Another important step that has been taken in recent months is the creation of a new data dictionary , which allows the generation of a common language to describe the information generated by the university. For example, the dictionary contains the definition of how the concept “useful square meters of laboratories” or “bilateral exchange agreements” should be understood, among others.

The institutional data dictionary currently contains around 600 registered and governed data (that is, that have passed through each of the stages of the GOB D + I Methodology), it also indicates who is the person responsible for said information at the Institution and what is its level of privacy (that is, how this data can be accessed in the institution).

This is how any member of the UC community can access this information through the site  dictionarydedatos.uc.cl . “The institutional dictionary saves and makes valid the definitions of the governance process agreed jointly by those responsible for data, experts and all those participants who represent each academic and administrative unit of the university in Data Government”, says Claudia Leiva.
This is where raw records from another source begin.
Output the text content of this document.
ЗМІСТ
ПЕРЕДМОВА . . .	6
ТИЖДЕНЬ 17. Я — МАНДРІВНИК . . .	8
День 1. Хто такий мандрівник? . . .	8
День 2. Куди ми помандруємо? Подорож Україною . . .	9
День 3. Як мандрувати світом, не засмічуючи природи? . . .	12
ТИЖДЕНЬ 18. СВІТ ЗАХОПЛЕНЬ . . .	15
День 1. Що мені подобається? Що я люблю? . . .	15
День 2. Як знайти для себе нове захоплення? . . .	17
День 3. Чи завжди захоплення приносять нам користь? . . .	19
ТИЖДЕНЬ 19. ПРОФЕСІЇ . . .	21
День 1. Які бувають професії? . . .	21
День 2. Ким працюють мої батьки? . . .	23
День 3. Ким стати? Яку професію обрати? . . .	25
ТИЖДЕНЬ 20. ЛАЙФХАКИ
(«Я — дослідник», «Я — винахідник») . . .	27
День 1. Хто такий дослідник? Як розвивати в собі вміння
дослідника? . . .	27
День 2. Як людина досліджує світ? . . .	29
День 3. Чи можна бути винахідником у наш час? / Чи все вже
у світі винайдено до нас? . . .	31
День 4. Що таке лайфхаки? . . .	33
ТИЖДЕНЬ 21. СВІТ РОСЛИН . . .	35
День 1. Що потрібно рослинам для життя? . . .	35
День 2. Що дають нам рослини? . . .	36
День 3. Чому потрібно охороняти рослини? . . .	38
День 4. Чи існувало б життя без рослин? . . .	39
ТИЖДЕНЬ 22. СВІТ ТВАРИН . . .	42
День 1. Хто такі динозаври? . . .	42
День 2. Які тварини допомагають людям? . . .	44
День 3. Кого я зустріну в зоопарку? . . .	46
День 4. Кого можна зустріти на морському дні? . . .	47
The Data and Information Governance Directorate is also actively participating in the development of the iCOVID Chile platform, which allows providing indicators on the evolution of the pandemic at the national level. The project, which has been jointly articulated by academics from the UC, the University of Chile and the University of Concepción, has a data visualization system on contagion figures that has been precisely implemented by the Directorate of Data Government Information.

This tool has been very relevant in the context of the health crisis both for the authorities and for the general public, because through the visualization of the information people can review the status of indicators in key dimensions for the diagnosis of the pandemic and its evolution over time, favoring decision-making. In the last three months, the platform has registered more than 15 thousand visits.